A neuro-psychologist once told me I had the tendency to "calamatize". I wasn't quite sure what to do with that insight as I found our condition to be a considerable calamity. But upon further reflection, I used the insight to understand myself better. I tend to want to know the worst thing thing first, so I know how bad it will get and what I will ultimately have to face. Then I can back in to the present, and make the most of it all.
Currently the most difficulty we are facing isn't the gradual loss of abilities, or the encroaching waste management issues. The most difficult for me personally are the extreme changes that occur from day to day, and in fact, moment to moment. It is a roller coaster ride of emotions that a control freaky girl like me finds terrifying and unsettling. I keep getting lulled into a false sense of normalcy. We can eat out together and enjoy the experience. True, I now have to keep giving him the utensils, as he eats soup with a fork and cuts his bread with a knife and fork. The seductive sense of normalcy however is brutal, as we are quickly whipped back into the rabbit hole of every day life as we now experience it.

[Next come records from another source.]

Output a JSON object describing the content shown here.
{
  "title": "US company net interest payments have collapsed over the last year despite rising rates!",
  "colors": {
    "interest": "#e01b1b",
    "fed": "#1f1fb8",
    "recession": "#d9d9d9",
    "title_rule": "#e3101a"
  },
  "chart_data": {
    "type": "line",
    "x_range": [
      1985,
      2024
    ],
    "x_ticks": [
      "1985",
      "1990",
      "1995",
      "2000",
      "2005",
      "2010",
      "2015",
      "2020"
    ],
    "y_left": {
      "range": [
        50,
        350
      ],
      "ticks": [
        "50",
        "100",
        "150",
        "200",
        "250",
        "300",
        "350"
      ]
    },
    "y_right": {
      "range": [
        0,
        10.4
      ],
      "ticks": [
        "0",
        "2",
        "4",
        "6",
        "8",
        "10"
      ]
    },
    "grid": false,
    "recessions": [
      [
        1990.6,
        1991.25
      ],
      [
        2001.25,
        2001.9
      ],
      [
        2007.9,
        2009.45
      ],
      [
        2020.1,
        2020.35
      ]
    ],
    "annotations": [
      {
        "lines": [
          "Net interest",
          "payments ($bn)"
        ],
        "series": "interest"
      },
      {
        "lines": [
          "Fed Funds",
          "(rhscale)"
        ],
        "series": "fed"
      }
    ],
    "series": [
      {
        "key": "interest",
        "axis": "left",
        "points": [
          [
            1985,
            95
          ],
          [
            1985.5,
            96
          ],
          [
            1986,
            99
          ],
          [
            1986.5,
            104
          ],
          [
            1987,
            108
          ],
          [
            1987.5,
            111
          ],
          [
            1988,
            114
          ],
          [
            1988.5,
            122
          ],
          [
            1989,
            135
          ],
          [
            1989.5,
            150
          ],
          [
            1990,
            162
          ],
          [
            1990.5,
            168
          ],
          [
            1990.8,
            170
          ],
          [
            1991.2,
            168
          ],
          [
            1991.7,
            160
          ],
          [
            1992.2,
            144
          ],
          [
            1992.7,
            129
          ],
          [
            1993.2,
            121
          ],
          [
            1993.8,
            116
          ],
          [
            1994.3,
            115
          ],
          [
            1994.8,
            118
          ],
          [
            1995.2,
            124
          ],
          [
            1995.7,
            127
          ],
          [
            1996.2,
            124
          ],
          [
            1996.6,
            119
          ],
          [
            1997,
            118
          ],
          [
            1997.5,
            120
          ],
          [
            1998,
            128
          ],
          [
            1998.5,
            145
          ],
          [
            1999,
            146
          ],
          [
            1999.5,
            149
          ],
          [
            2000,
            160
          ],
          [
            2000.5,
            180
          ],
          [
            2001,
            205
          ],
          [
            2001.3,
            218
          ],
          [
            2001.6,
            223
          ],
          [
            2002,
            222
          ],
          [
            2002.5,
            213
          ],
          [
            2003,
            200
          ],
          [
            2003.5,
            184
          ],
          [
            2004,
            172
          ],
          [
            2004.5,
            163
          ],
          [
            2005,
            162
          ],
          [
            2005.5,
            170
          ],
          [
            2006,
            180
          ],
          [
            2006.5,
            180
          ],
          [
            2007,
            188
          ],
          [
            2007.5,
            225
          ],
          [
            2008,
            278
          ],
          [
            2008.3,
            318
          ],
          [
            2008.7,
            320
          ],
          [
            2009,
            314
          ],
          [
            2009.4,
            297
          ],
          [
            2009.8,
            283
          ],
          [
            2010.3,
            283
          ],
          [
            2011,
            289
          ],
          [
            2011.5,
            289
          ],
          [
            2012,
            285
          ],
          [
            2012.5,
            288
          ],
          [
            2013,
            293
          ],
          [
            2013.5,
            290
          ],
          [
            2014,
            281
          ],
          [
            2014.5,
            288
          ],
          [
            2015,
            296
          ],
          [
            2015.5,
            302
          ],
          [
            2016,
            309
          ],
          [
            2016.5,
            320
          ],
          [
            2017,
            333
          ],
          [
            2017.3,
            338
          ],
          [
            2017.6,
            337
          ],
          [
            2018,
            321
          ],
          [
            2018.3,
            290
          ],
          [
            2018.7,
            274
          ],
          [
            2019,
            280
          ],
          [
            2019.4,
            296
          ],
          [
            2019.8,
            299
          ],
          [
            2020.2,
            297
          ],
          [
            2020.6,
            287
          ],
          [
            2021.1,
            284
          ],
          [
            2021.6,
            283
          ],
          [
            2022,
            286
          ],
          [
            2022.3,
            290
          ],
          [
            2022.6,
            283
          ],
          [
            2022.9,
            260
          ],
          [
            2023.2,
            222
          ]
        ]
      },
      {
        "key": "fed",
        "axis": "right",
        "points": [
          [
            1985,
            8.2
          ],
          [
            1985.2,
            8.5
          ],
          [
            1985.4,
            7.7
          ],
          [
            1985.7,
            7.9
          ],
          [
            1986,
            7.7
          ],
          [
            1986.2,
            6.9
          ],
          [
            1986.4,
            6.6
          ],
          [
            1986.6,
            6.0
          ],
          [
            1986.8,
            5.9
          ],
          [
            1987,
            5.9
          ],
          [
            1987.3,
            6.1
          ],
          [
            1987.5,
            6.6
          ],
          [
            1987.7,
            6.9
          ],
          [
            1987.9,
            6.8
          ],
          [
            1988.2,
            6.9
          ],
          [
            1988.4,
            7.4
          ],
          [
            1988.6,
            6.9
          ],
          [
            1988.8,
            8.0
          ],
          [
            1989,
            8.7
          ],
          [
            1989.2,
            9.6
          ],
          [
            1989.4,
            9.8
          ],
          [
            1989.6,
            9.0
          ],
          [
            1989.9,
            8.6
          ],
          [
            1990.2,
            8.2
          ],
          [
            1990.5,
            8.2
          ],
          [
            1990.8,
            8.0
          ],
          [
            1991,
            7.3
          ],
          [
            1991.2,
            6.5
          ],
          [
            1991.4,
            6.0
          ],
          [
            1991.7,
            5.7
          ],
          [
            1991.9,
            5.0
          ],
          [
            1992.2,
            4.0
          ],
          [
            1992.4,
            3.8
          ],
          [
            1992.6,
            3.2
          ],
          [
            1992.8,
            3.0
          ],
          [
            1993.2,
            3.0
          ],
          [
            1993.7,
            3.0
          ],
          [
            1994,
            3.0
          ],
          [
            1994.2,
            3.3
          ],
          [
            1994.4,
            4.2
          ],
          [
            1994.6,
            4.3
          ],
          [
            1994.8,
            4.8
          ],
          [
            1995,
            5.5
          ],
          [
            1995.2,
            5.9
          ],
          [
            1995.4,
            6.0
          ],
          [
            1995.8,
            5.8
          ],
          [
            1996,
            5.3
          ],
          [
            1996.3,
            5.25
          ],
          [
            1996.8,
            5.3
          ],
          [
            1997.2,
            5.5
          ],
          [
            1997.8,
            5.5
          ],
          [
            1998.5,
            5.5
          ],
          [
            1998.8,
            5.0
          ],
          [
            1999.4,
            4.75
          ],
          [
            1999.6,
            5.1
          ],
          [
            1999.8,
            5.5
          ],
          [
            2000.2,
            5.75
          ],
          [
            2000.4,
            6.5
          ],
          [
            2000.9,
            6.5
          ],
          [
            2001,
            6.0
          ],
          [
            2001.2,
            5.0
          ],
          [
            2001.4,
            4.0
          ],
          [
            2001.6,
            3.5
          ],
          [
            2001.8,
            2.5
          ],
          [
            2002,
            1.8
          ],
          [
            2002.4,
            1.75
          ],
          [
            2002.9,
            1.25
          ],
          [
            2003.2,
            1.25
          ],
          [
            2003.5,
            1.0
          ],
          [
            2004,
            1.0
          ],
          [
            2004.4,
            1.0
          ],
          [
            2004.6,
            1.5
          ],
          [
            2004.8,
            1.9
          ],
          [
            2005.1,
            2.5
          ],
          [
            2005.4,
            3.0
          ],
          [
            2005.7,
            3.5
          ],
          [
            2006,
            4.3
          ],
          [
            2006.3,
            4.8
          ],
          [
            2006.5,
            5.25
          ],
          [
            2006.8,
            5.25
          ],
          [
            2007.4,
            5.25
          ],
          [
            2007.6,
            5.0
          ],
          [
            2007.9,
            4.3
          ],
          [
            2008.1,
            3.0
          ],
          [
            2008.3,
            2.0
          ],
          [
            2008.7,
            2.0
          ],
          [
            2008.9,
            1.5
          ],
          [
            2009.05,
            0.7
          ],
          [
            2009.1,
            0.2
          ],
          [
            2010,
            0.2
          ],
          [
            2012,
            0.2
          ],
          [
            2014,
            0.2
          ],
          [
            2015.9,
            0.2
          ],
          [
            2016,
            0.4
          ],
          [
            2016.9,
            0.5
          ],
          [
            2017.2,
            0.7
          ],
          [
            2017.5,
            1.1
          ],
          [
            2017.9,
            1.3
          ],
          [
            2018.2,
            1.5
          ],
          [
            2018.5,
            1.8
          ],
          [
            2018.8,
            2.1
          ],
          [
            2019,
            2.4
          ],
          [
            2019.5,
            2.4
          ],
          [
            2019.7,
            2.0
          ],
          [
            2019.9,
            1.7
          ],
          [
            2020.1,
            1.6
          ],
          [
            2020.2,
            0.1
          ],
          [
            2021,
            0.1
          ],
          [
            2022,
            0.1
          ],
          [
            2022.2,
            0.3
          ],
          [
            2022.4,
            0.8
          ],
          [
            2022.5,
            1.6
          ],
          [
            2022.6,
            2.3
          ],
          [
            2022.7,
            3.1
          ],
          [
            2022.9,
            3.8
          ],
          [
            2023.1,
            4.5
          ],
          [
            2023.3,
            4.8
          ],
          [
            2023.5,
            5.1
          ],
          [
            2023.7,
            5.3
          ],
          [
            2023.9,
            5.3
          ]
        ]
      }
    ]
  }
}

Another tough one is the ever constant questioning, of all things, all the time, all day long, every day. The same questions and new ones, over and over and over and over. I search for kindness and try to avoid the obvious answer of, "I don't have any more energy or time to answer and you won't remember it anyway." I struggle constantly with the personal assault of feeling not being trusted. I know better, but when almost anyone else's opinion is required to validate whatever I have told him, it is tough not to feel not trusted. He will ask a random truck driver a question about the garbage pickup (doesn't have to be a garbage truck or a garbage man) to check out the veracity of what I have told him.

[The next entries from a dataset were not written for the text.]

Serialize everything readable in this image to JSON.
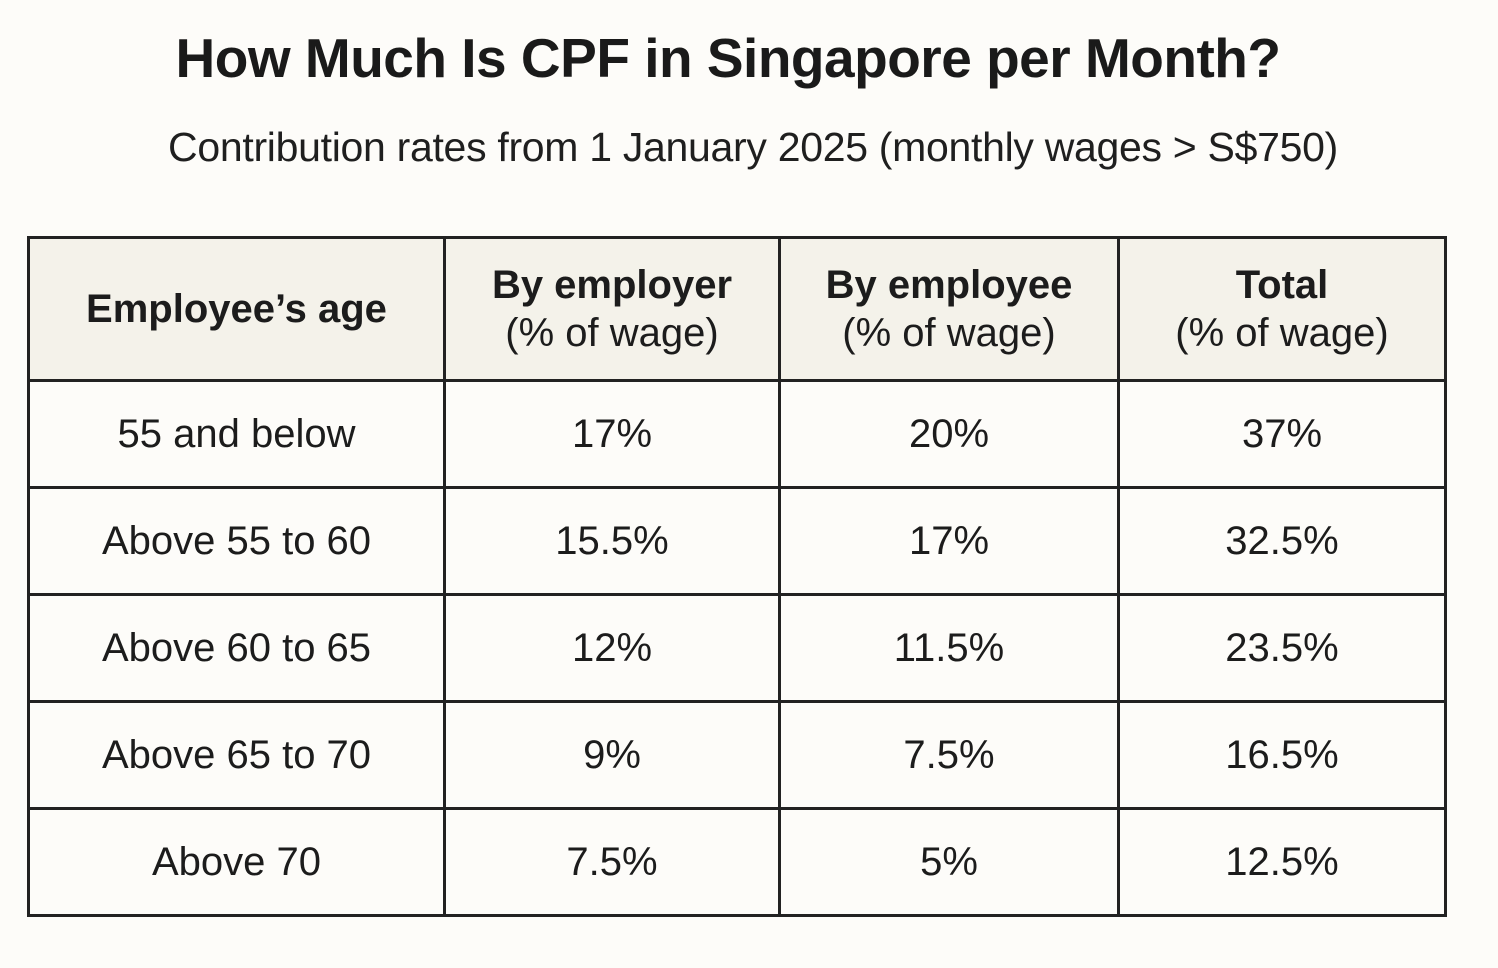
{
  "title": "How Much Is CPF in Singapore per Month?",
  "subtitle": "Contribution rates from 1 January 2025 (monthly wages > S$750)",
  "table": {
    "headers": [
      {
        "main": "Employee’s age",
        "sub": ""
      },
      {
        "main": "By employer",
        "sub": "(% of wage)"
      },
      {
        "main": "By employee",
        "sub": "(% of wage)"
      },
      {
        "main": "Total",
        "sub": "(% of wage)"
      }
    ],
    "rows": [
      {
        "age": "55 and below",
        "employer": "17%",
        "employee": "20%",
        "total": "37%"
      },
      {
        "age": "Above 55 to 60",
        "employer": "15.5%",
        "employee": "17%",
        "total": "32.5%"
      },
      {
        "age": "Above 60 to 65",
        "employer": "12%",
        "employee": "11.5%",
        "total": "23.5%"
      },
      {
        "age": "Above 65 to 70",
        "employer": "9%",
        "employee": "7.5%",
        "total": "16.5%"
      },
      {
        "age": "Above 70",
        "employer": "7.5%",
        "employee": "5%",
        "total": "12.5%"
      }
    ]
  },
  "colors": {
    "background": "#fdfcf9",
    "header_background": "#f4f2ea",
    "border": "#222222",
    "text": "#1c1c1c"
  }
}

I thoroughly understand the refrain, "you have to take care of yourself", but I remain ignorant of how to actually do that. I am doing the best I can to get to yoga,for example, but struggle all the time with the resentment that this new responsibility is really entirely mine. I try to read and to learn and have begun to notice that most discussions of "taking care of yourself" end up in "taking better care of him." In other words, if you monitor food, water, waste, exercise, maintain careful and accurate records, etc etc of the patient, you somehow have lessened your "load". Sure sounds like you've made a giant new do-it list to me.